To further evaluate the relationship between hydrological and climatic variables, a linear regression analysis was performed for the same period (2000–2025). The results indicate that river discharge exhibits no clear linear trend (R² = 0.0008; y = −0.1643x + 945.4), suggesting high interannual variability and the absence of a simple linear relationship. Precipitation shows only a weak increasing trend (R² = 0.0174; y = 1.4574x − 2488.9), while air temperature demonstrates a more pronounced increasing trend (R² = 0.3647; y = 0.0552x − 104.1), reflecting a consistent warming signal in the region.

These findings indicate that river discharge in the VRB is controlled by a complex combination of factors, including precipitation variability, snow accumulation, glacier melt, and internal glacier dynamics, rather than a simple linear dependence on individual climatic variables. Therefore, the identified relationships should be interpreted as indicative rather than strictly quantitative.

4. Discussion

4.1. Regional Differences in Glacier Area Change and Their Driving Factors

The transformation of glaciers in the UADB directly affects regional water resources, agriculture, and hydropower production. Our analysis revealed an 11% reduction in the glacier area in the VRB (2000–2025), which is consistent with the 8.3% decrease reported for 1980–2000 and the 13% projection by 2020 [67]. Mean annual air temperature increased by 0.023 °C yr⁻¹ (1970–2025), coinciding with glacier retreat.

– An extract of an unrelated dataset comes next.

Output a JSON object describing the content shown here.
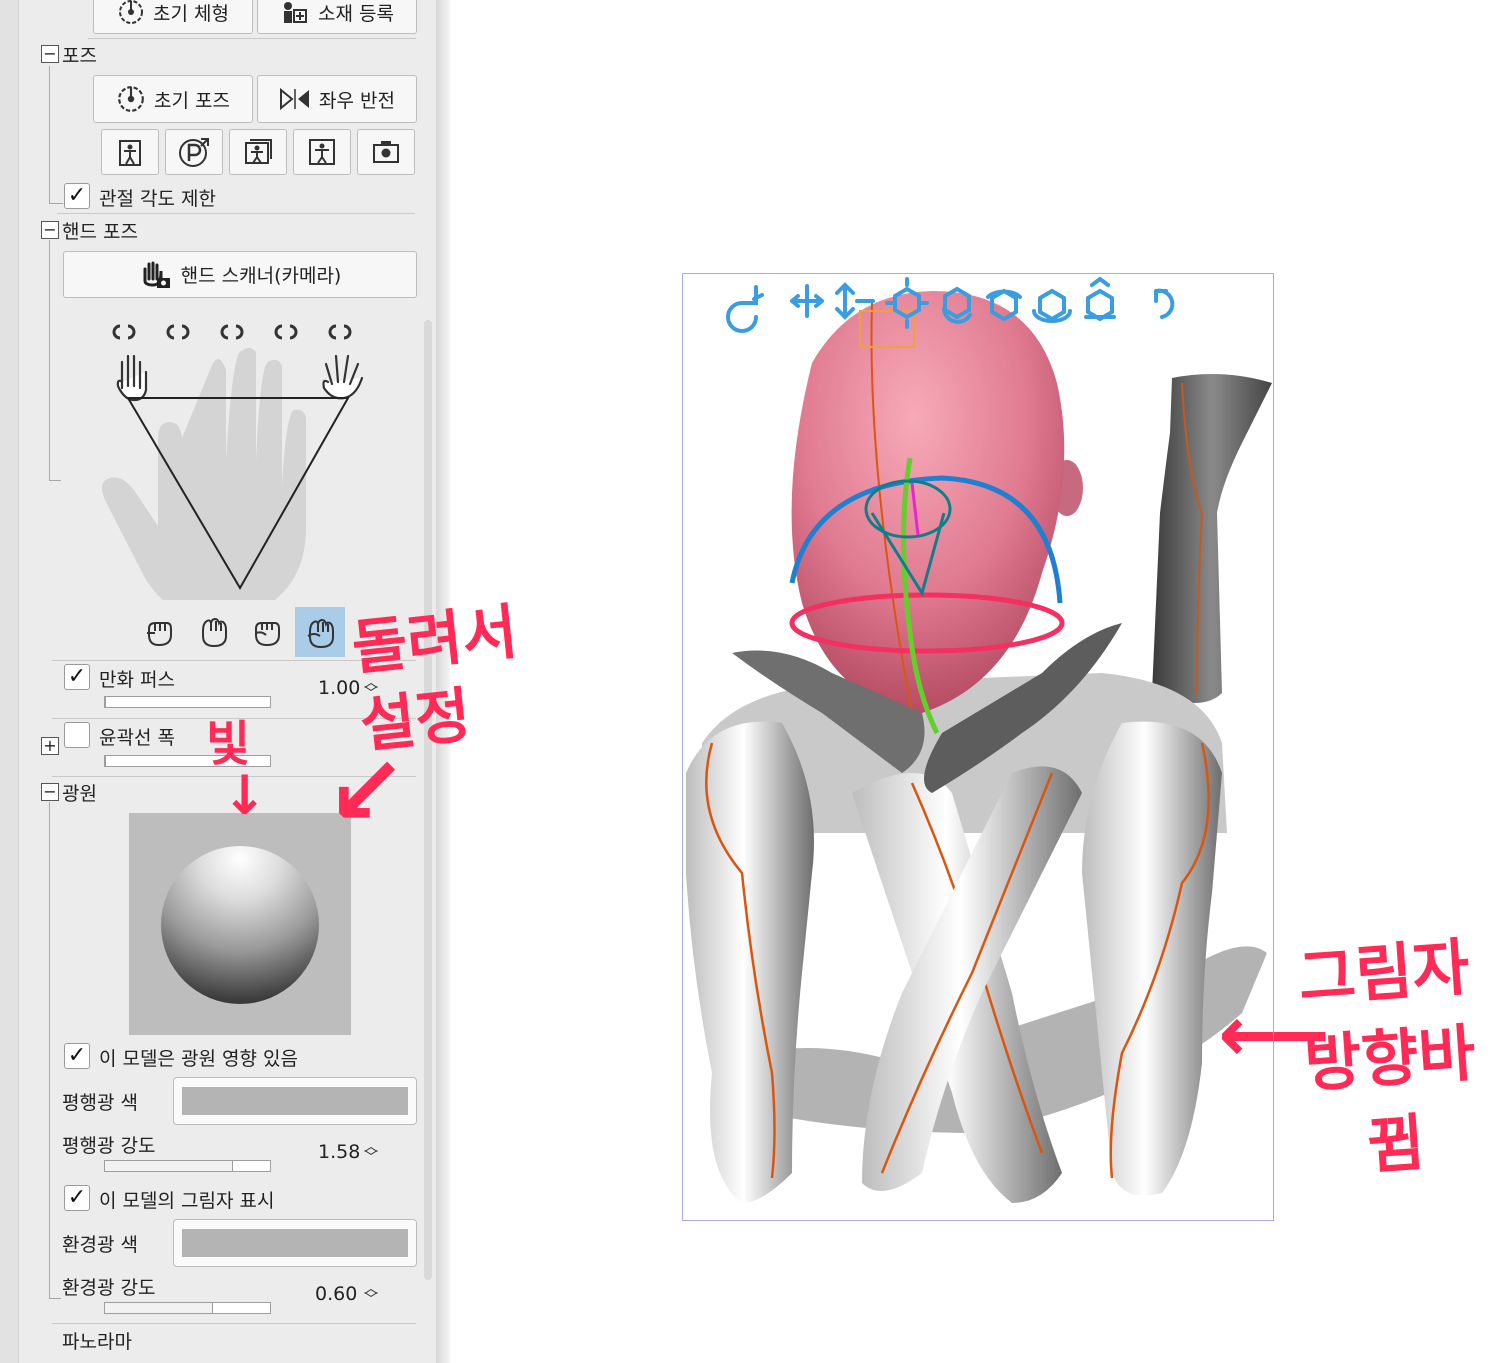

The slight discrepancy with [67] (0.017 °C yr⁻¹) reflects differences in datasets and seasonal focus, but both confirm the high sensitivity of glaciers to even small temperature increases.

Our results on LST, albedo, aerosols, and radiation are consistent with previous studies in the Pamir and Hissar-Alay regions [64,68,69,70], confirming that reduced albedo and increased aerosols accelerate glacier melt in High Mountain Asia [71].

Methodological differences (data resolution, debris cover treatment) introduce uncertainties, particularly in complex glacier systems. The VRB, spanning 1100–7450 m elevation with a continental climate [72], receives peak precipitation in winter and spring. RCP4.5/8.5 projections indicate summer warming of 1.96–10.34 °C by 2100 [73] and a potential 8.1% precipitation decrease [74], which will accelerate retreat in high-altitude sub-basins such as Mughob, where glacier melt already contributes >54% of annual runoff [75]. Between 1935 and 1985, ice volume losses in the Surkhob and Khingov basins reached 79.9 × 10⁶ m³ and 27.2 × 10⁶ m³, respectively [76], reflecting warming and reduced snow accumulation. Progressive glacier loss reduces hydrological buffering capacity, threatening water security during drought years.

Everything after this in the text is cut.